Gateway Engine

The Gateway Engine component is deployed in each participating cluster and is responsible for establishing secure tunnels to other clusters.

The Gateway Engine has a pluggable architecture for the cable engine component that maintains the tunnels. The following implementations are available:

The cable driver can be specified via the --cable-driver flag while joining a cluster using subctl. For more information, please refer to the subctl guide.

WireGuard needs to be installed on Gateway nodes. See the WireGuard installation instructions.

Instances of the Gateway Engine run on specifically designated nodes in a cluster of which there may be more than one for fault tolerance. Submariner supports active/passive High Availability for the Gateway Engine component, which means that there is only one active Gateway Engine instance at a time in a cluster. They perform a leader election process to determine the active instance and the others await in standby mode ready to take over should the active instance fail.

The Gateway Engine is deployed as a DaemonSet that is configured to only run on nodes labelled with “submariner.io/gateway=true”.

The active Gateway Engine communicates with the central Broker to advertise its Endpoint and Cluster resources to the other clusters connected to the Broker, also ensuring that it is the sole Endpoint for its cluster. The Route Agent Pods running in the cluster learn about the local Endpoint and setup the necessary infrastructure to route cross-cluster traffic from all nodes to the active Gateway Engine node. The active Gateway Engine also establishes a watch on the Broker to learn about the active Endpoint and Cluster resources advertised by the other clusters. Once two clusters are aware of each other’s Endpoints, they can establish a secure tunnel through which traffic can be routed.

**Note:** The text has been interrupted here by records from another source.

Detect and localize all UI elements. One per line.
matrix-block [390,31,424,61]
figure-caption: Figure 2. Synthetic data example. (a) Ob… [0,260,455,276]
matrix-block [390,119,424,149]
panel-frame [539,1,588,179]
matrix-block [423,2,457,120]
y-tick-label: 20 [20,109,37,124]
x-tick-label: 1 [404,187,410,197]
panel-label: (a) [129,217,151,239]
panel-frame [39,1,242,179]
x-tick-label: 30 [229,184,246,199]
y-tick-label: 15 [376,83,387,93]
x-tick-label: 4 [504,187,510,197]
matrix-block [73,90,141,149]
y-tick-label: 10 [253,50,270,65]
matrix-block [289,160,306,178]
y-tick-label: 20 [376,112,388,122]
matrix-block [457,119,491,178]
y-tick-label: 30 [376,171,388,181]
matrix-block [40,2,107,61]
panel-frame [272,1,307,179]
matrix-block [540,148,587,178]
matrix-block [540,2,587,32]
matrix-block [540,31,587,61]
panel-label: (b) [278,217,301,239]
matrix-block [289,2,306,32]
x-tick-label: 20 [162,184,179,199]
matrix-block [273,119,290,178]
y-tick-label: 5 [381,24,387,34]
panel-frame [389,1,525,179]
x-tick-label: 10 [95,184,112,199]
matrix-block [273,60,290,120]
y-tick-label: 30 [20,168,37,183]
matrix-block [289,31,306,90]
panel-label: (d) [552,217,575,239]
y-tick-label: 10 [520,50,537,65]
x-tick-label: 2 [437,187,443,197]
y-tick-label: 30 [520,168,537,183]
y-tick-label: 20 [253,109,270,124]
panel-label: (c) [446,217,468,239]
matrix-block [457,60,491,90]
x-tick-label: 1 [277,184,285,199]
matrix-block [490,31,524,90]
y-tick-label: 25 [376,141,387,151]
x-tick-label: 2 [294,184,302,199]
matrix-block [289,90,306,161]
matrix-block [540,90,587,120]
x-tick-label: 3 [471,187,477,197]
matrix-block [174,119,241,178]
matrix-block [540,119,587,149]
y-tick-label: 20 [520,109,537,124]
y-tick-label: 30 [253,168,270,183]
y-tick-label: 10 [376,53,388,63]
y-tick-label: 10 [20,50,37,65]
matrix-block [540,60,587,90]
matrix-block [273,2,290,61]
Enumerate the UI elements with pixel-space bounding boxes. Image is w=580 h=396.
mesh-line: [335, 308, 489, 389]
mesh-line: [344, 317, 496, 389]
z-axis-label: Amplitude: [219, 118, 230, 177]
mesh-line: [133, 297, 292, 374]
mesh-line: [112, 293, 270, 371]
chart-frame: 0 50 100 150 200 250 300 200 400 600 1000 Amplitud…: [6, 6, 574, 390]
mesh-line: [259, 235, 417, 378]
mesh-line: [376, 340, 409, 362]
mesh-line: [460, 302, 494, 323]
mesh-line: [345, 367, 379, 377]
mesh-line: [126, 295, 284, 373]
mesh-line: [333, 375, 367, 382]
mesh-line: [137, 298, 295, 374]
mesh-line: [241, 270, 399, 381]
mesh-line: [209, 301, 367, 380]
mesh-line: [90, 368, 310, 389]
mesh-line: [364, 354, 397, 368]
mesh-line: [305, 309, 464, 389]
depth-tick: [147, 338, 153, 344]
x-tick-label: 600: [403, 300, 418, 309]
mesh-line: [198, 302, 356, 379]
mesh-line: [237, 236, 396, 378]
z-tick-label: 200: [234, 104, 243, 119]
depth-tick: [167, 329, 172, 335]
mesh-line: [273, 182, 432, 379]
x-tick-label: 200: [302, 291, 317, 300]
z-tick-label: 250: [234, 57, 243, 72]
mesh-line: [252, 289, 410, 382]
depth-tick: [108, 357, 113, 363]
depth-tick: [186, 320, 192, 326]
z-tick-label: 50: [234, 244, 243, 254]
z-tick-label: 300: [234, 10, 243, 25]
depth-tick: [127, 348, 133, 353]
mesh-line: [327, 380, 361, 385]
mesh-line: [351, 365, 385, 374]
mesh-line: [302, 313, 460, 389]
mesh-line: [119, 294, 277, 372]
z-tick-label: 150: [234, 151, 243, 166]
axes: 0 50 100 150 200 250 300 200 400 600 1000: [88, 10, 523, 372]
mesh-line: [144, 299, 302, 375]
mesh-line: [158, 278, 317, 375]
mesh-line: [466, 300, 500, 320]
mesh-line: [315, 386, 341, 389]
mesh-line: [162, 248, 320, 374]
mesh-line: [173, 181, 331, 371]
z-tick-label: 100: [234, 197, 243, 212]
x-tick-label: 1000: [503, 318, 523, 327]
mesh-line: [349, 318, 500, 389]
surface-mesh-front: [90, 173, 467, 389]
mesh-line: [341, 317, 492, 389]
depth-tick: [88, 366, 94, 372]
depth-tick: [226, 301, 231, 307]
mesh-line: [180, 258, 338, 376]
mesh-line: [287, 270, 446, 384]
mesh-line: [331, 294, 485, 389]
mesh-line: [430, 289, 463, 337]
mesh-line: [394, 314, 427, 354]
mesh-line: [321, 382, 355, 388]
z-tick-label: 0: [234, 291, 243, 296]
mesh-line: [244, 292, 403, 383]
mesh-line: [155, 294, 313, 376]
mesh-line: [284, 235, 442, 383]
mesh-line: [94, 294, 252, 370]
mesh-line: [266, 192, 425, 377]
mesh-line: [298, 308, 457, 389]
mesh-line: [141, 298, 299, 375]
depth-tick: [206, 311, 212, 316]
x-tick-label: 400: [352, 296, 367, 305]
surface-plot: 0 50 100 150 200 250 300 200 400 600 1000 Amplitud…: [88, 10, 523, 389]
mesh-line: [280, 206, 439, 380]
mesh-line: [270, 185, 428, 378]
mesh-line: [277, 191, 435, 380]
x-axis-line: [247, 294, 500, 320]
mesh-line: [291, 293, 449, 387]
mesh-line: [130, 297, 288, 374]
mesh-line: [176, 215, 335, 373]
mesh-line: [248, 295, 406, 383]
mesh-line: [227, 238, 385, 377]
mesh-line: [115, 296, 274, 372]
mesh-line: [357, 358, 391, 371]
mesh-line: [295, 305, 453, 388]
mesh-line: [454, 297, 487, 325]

Figure 1 - High Availability in stable cluster

Gateway Failover

If the active Gateway Engine fails, another Gateway Engine on one of the other designated nodes will gain leadership and perform reconciliation to advertise its Endpoint and to ensure that it is the sole Endpoint. The remote clusters will learn of the new Endpoint via the Broker and establish a new tunnel. Similarly, the Route Agent Pods running in the local cluster automatically update the route tables on each node to point to the new active Gateway node in the cluster.

Figure 2 - Gateway Failover Scenario

The impact on datapath for various scenarios in a kind setup are captured in the following spreadsheet.

Gateway Health Check

The Gateway Engine continuously monitors the health of connected clusters. It periodically pings each cluster and collects statistics including basic connectivity, round trip time (RTT) and average latency. This information is updated in the Gateway resource. Whenever the Gateway Engine detects that a ping to a particular cluster has failed, its connection status is marked with an error state. Service Discovery uses this information to avoid unhealthy clusters during Service discovery.

The health checking feature can be enabled/disabled via an option on the subctl join command.